His exhibition, taking place from May 19-June 2 at the Niagara Artists Centre [NAC] in St. Catharines, “tries to show as many aspects as to what I’m in to with my art.”
His buttons “are a preservation of the old days, there is not one past ’89, they’re important, the messages are lost now. Badges taught kids things.”
His pyrography inspired by the Bohemian Grove comes from a dark time in his life – “I dated this girl who was way too young for me and she spun my head around, so I did nothing but made art, tears and everything you can think of went into those works.”

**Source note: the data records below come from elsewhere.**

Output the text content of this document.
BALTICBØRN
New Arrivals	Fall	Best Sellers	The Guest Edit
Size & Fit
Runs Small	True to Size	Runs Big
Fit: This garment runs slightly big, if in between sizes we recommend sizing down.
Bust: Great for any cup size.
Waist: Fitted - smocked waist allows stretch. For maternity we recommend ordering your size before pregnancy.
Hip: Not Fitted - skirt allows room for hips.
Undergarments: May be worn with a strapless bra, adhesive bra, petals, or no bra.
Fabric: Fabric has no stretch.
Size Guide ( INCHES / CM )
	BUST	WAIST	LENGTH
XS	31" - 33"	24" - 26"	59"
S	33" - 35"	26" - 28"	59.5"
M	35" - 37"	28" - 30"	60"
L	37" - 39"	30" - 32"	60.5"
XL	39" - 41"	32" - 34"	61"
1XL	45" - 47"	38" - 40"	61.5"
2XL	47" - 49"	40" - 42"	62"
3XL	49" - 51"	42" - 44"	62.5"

His vivid, fluorescent and intricate drawings came from his addiction to drawing lines, “the hair was what drew me into them. I didn’t go to school. I’m not a skilled painter. I just fell in love with the line-drawing thing,” he explained. “They’re just supposed to take you somewhere. I mostly just like making stuff that people want to look at.”
Rooney has been off the grid for nearly 10 years. He has shown work in the past at the NAC and the now defunct CRAM in the past, and he used to play in the bands Records for Disposal and Legendary Weapons.
“I went through a pretty horrible custody battle a while back. I never thought I’d have kids, but all I could think about was him,” he said. “Everything had to shut down. I didn’t go out, I dropped off the face of the Earth. I used to have shows every six months, I was pumping pieces out every six months. But, I had to fight for this boy. As he got older and everything got worked out, the skies cleared.”
Now with a sense of vibrancy and enthusiasm, Rooney is gearing up for his first show in nearly 10 years.
“Right now I’m feeling so good. It’s been a long battle, and its all just coming out of my brain.”
The opening reception for Sheldon Rooney as The Nutty Illustrator takes place at the Niagara Artists Centre on May 26 at 5:30pm.